The miner told me in passing that all the mines linked up underground, and that if you had a mind to, you could have traversed the north of England underground. The image is chilling. A troglodyte echo of the bright roads on the surface, thousands of mole miles of Bible-black empty motorways, streets, lanes and culs-de-sac, gaseous and watery, and in them the ghosts and bones of hacking, hard, inch-by-inch lives. It was difficult to leave this place with the remembrance and the power of its deep ley lines. Finally I asked the miner whether he preferred digging coal or working in the museum. He smiled: “That’s the question, isn’t it?” He stared out at the rolling countryside, remembering 2ft horizons. “This is better,” he said quietly.

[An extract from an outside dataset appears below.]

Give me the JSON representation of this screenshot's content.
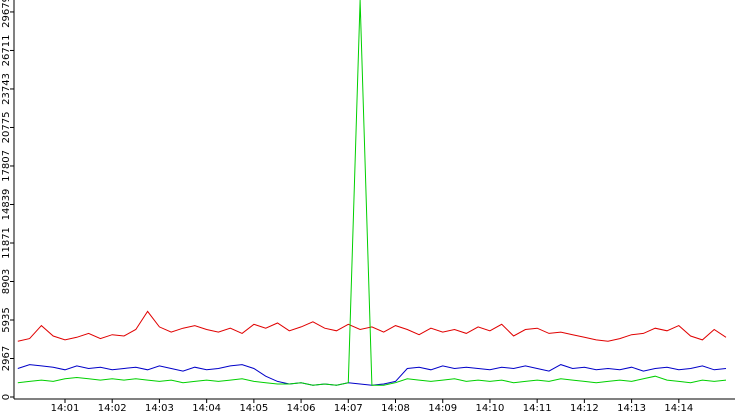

The M1 stops at Leeds, or rather it used to stop at Leeds. Now it has tacked-on addendum that joins it to its older competitor, the A1. Why it went to Leeds in the first place is a mystery. What London had to say to Leeds or Leeds to London that couldn’t wait was never explained. But the point of roads is journeys, and the point of the journey is the going, not the arriving.

Back in London I was surprised at how moved I had been by this journey. What started out as a jaunt became a sort of pilgrimage. The weekend turned out to have the dreamish narrative of an ancient saga, an episodic archeology through the strata of England from loony heraldic beasts and decrepit stately homes to the industrial set-aside of funfairs. An organic mulch of our culture, the kitsch and oddness, the order and obsession. It had an un-intentional coherence, a plot, a road ran through it. A tale that was more than the sum of its parts. A series of blurred snapshots, of an England I thought I knew and therefore hadn’t bothered to examine. And I discovered in passing that I’m far fonder of it all than I imagined. The M1 is one of the world’s great journeys and it doesn’t go where you think, it goes home. You should set out – just follow the signs.